Kadınların katili kadınlara yaşamı dar etmeye çalışan AKP iktidarıdır. Kadınların katili, yıllardır gerici ve muhafazakâr politikalarla kadın cinayetlerine “Münferit” diyenler, kadınların erkekleri tahrik ettiğini söyleyen profesör, 6 yaşındaki çocuğu evlenebilir diye fetva veren, ya da annesinin dizüstü etek giymesinden bile tahrik olunabileceğini söyleyenlerdir. Kadınların katili, kadınların kahkaha atmasından tutunda örtüsüz kadın perdesiz eve benzer diyen, hamile kadınların sokağa çıkmaları günahtır diyen yobaz zihniyettir.

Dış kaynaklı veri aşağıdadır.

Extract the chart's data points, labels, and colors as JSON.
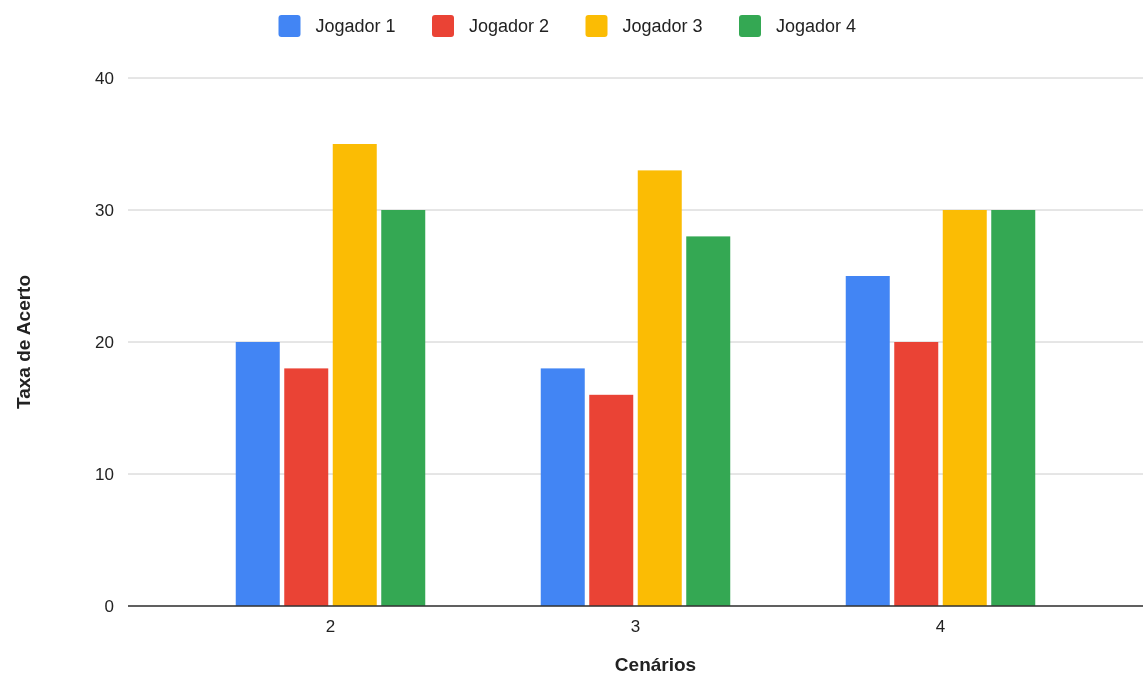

Kadına yönelik şiddetin önlenmesi adı altında çıkartılan yasalar süslü sözlerden öteye gitmiyor. Yasalar, caydırıcı cezalar vermek bir yana “iyi hal” indirimleri yaparak katilleri ödüllendiriyor.

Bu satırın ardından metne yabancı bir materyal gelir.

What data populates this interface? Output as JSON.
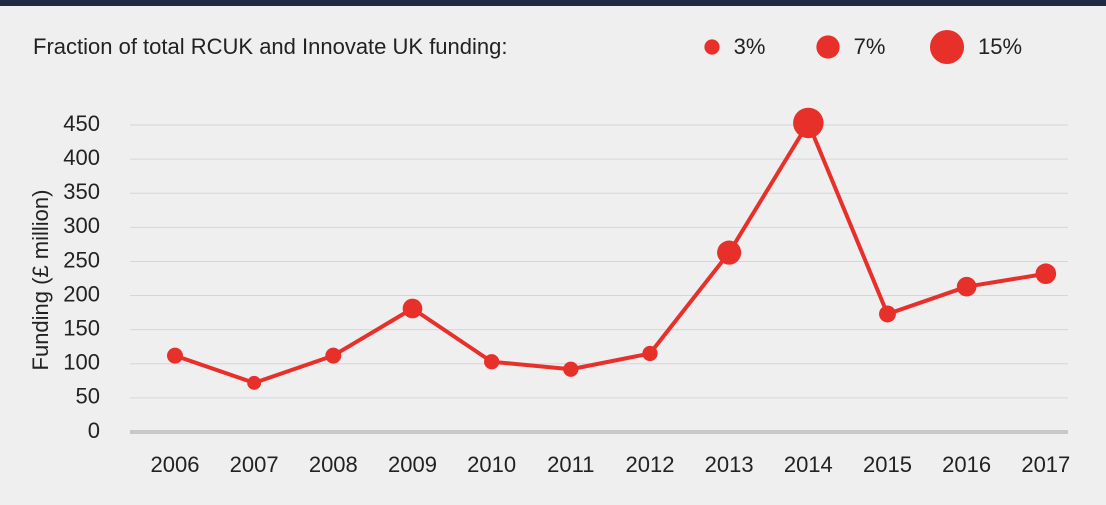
{
  "chart_data": {
    "type": "line",
    "y_label": "Funding (£ million)",
    "categories": [
      "2006",
      "2007",
      "2008",
      "2009",
      "2010",
      "2011",
      "2012",
      "2013",
      "2014",
      "2015",
      "2016",
      "2017"
    ],
    "series": [
      {
        "color": "#e8302a",
        "values": [
          112,
          72,
          112,
          181,
          103,
          92,
          115,
          263,
          453,
          173,
          213,
          232
        ],
        "sizes": [
          3.3,
          2.5,
          3.3,
          5,
          3,
          3,
          3,
          7.5,
          12,
          3.7,
          5,
          5.5
        ]
      }
    ],
    "size_legend": {
      "title": "Fraction of total RCUK and Innovate UK funding:",
      "values": [
        3,
        7,
        15
      ],
      "value_labels": [
        "3%",
        "7%",
        "15%"
      ]
    },
    "ylim": [
      0,
      450
    ],
    "yticks": [
      0,
      50,
      100,
      150,
      200,
      250,
      300,
      350,
      400,
      450
    ],
    "grid": true
  }
}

İktidar kadınları çocuk doğurma makinesi ve aileyi de saraylarına hizmetçi, fabrikalarına ucuz işgücü yetiştirme kurumu olarak görüyor. Bunun için çıkarılan yasalarla kadınlar eve hapsediliyor, düşük ücret ve güvencesiz çalışma koşullarına maruz bırakılıyor. Her geçen gün yaşam alanlarımızı yok ediyor, geçim kaynaklarımızı çile kaynağına dönüştürüyorlar.

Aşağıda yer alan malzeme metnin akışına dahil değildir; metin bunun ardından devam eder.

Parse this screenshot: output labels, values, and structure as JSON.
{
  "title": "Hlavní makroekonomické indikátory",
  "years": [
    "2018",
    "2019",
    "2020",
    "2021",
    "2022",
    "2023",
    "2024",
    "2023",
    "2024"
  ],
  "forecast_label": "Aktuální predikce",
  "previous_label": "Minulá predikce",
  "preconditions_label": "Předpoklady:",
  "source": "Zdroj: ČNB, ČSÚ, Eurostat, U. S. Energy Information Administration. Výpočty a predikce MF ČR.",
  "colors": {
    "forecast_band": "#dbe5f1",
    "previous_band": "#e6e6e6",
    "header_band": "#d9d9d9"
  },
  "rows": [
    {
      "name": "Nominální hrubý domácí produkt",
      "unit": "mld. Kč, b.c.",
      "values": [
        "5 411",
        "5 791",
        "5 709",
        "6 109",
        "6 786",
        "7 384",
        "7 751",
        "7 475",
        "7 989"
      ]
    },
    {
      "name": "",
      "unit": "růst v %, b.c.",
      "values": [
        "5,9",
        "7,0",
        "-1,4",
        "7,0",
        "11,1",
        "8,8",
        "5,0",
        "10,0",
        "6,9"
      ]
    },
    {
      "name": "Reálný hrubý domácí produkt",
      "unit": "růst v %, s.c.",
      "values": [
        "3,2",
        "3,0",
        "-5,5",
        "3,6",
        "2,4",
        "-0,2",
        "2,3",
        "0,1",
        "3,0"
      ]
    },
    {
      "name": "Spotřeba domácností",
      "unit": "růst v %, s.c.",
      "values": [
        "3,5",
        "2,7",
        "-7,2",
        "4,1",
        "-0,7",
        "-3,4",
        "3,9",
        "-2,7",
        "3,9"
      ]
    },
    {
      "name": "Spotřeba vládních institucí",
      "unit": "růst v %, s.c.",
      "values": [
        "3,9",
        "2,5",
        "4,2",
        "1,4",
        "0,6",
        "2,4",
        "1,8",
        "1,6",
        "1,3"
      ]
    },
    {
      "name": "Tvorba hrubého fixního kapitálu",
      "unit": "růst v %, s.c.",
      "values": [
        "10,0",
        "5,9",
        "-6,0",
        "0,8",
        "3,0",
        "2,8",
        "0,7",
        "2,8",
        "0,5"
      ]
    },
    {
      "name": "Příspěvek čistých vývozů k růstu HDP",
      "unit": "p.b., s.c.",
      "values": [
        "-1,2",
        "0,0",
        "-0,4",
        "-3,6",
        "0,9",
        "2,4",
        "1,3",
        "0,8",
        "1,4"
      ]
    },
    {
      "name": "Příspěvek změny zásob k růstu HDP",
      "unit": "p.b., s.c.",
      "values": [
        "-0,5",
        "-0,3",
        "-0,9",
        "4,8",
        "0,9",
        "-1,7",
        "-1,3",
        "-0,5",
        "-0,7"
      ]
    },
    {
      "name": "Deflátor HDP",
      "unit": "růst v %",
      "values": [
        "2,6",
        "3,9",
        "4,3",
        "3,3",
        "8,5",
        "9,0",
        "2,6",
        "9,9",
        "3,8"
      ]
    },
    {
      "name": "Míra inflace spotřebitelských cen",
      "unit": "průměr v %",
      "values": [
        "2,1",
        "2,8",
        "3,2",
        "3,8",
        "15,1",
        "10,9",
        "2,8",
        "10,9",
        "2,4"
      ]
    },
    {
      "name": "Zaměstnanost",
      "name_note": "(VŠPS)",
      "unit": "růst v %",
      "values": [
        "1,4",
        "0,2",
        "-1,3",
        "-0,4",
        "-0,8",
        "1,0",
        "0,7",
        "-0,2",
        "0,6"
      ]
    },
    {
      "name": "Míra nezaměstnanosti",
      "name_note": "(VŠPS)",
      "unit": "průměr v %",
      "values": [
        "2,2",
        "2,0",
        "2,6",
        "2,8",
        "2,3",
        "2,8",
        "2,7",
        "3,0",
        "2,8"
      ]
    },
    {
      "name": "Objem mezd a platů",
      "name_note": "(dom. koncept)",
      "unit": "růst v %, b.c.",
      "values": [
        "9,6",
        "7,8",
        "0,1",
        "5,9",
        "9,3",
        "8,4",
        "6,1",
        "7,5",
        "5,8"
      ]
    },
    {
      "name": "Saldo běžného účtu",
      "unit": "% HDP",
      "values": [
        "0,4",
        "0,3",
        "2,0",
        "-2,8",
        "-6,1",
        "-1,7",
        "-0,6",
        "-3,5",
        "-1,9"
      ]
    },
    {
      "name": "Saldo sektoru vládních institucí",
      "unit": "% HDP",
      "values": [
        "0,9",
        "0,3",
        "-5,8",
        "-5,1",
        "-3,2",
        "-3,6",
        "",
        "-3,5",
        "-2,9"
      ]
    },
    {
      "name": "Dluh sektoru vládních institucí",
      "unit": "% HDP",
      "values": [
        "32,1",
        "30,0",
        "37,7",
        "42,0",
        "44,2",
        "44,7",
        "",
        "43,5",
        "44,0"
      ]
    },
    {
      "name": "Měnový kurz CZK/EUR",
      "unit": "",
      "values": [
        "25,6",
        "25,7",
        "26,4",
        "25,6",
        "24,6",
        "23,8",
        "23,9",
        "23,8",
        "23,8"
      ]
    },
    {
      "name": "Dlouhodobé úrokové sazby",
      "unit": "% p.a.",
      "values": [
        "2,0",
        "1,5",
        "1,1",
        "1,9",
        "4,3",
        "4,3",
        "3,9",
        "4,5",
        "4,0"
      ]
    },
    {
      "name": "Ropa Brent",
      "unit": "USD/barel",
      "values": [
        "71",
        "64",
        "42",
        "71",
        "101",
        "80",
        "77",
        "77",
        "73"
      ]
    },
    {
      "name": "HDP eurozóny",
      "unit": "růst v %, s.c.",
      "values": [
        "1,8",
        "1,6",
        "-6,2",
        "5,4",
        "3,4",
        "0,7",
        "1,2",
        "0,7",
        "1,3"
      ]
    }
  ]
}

Bölgemizi saran savaş ve çatışmalarında en büyük kurbanı yine kadınlar oluyor. Suriye’de yaşanan savaşta IŞID çeteleri kadınları vuruyor. Kurulan köle pazarlarında kadınlar satılıyor.
Tüm Dünya’da kadınlara yönelikayrımcılığa, şiddet ve AKP’nin kadın düşmanı politikalarına karşı isyandayız. Tecavüz insanlık suçudur. Tecavüze, tacize her türlü şiddete karşı isyandayız. Özgecan’ı yakan gericiliğe karşı isyandayız.
Kobani başta olmak üzere, insanlık adına, özgürlük adına, eşitlik adına tüm direnişlerde kadınlar gücünü gösteriyor. Biz kadınlar olarak dünyayı değiştirecek gücümüz olduğuna inanıyoruz. Toplumun diğer kesimleriyle, şiddetten arındırılmış, tacizin, tecavüzün, yoksulluğun olmadığı sınıfsız ve savaşsız, barış içinde bir dünya ve ülke yaratmak için susmuyoruz, korkmuyoruz, direniyoruz, isyandayız.
Biz kadınlar erkek-devlet-yargı işbirliği ile işlenen kadın cinayetlerine karşı yaşam hakkımızı istiyoruz.
Kadın istihdamı yaygınlaştırılsın, çalışan kadınlar için ücretsiz kreşler açılsın.
Aile Bakanlığı yerine kadın bakanlığı kurulsun.
8 Mart Resmi tatil ilan edilsin ve ücretli izin günü olmasını istiyoruz.
Emeğimize, kimliğimize, bedenimize sahip çıkmak, insanca bir yaşam, insanca bir düzen için yaşasın kadın dayanışması, yaşasın mücadelemiz, yaşasın 8 Mart”.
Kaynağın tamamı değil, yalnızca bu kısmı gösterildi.